The move erased the gains that came Thursday, when a group of banks including JPMorgan Chase & Co., Citigroup Inc., Bank of America Corp. and Wells Fargo & Co. deposited $30 billion in First Republic in an effort to restore confidence in a banking system badly battered by a pair of bank failures.

Friday’s plunge reflects concerns that the big-bank rescue deal didn’t fully address problems at First Republic, which also suspended its dividend Thursday. The tumult has analysts asking if the company could be pressured to find a buyer.

“It’s not clear whether it’s viable as a stand-alone entity,” said Julian Wellesley, global banks analyst at Boston-based Loomis Sayles & Co. “So it’s likely, in my view, to be taken over.”

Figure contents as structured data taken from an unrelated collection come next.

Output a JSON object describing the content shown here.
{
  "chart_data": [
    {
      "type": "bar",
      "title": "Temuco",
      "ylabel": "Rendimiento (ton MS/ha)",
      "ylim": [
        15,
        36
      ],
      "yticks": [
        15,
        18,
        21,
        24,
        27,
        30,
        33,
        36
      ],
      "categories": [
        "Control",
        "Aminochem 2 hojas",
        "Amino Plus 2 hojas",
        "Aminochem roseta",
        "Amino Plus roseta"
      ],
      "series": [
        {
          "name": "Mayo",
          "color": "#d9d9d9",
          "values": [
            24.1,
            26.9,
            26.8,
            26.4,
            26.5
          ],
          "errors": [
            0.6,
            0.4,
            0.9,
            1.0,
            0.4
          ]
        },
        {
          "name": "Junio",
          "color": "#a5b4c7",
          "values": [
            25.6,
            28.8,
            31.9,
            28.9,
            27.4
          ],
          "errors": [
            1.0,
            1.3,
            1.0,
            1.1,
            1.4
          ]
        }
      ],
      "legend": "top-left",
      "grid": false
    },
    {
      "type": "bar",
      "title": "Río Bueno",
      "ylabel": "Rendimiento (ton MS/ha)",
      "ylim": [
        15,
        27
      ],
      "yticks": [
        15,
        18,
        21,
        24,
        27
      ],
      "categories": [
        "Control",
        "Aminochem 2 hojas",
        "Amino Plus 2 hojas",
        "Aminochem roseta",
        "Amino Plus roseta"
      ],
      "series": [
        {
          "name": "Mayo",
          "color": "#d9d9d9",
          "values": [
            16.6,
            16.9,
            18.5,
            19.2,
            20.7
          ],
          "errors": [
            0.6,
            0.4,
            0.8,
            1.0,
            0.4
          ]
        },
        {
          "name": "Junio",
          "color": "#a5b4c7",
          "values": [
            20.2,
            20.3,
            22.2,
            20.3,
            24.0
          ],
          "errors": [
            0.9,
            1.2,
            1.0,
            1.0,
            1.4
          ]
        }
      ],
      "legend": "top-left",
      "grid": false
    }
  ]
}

First Republic declined to comment. In a regulatory filing Thursday, the bank said deposit outflows had slowed significantly. The rescue deal, it said, was “a vote of confidence for First Republic and the entire U.S. banking system.”

The sudden collapse recently of Silicon Valley Bank and Signature Bank—the second- and third-largest bank failures in U.S. history, respectively—have sparked concerns that anxious customers could drain deposits from other small and midsize banks.

The fears have rippled through global financial markets, weighing on stocks and drumming up demand for safe-haven investments.

The S&P 500 closed down 1.1% Friday, while the Dow Jones Industrial Average dropped 1.2%. The technology-heavy Nasdaq Composite declined 0.7%. Gold hit an 11-month high. Investors bought U.S. government bonds and bitcoin surged to its highest levels in months.

Still, the S&P and Nasdaq notched weekly gains. The Dow industrials posted a small weekly loss.

First Republic’s stock has lost nearly 70% of its value over the past week.

First Republic Bank’s stock is on track for its largest weekly drop on record and lowest close since 2011.

Photo: CJ Gunther/Shutterstock

Investors are especially concerned about the San Francisco-based lender because it caters to wealthy customers with large account balances that aren’t backed by the Federal Deposit Insurance Corp. More than two-thirds of deposits at First Republic exceeded the $250,000 FDIC insurance cap at the end of 2022, filings show.

Analysts at Jefferies estimated that as much as $89 billion in deposits have left the bank over the past week. The bank has borrowed tens of billions of dollars from the Federal Reserve and Federal Home Loan Bank to plug the hole.

Bank stocks took the worst beating. The KBW Nasdaq index of commercial banks and the

SPDR S&P Regional Banking ETF each fell more than 5%, closing at their lowest levels since 2020.

The big-bank deal took some of the pressure off First Republic, but it still has to contend with flighty depositors looking for higher rates elsewhere and suddenly aware of the pitfalls of large uninsured balances.

The rescue deal offered First Republic a temporary lifeline, KBW analyst Christopher McGratty wrote in a research note.

“The significance of these shifts in the balance sheet—along with an announced dividend suspension—paint a grim outlook for both the company and shareholders,” Mr. McGratty wrote.

JPMorgan analysts sounded a more positive note, calling First Republic a “a higher risk but potentially very high reward name.”

It was a tough week for a swath of regional banks.

U.S. Bancorp had its worst week since 2009, with shares down about 19%. KeyCorp dropped by more than 25%, its largest weekly decline in about three years. Even the biggest banks shed billions of dollars in market value, with Citigroup down nearly 9% from a week ago.

Still, executives say they aren’t seeing the level of depositor panic that claimed SVB and Signature.

At Huntington Bancshares, there have been “very modest” levels of deposit outflows this week, Chief Executive Stephen D. Steinour told The Wall Street Journal. The bank has sought to reassure its customers and, in some cases, offered them other types of deposit products.

“You go through a shock like this, and it’s complicated, so for the average person just trying to understand what happened and why is important,” Mr. Steinour said. “With any customer that is anxious, we proactively reach out.”

The anxiety surrounding the banking system isn’t confined to the U.S. Credit Suisse Group AG on Wednesday secured a more than $50 billion lifeline from the Swiss National Bank to calm investors who dumped the bank’s stock this week.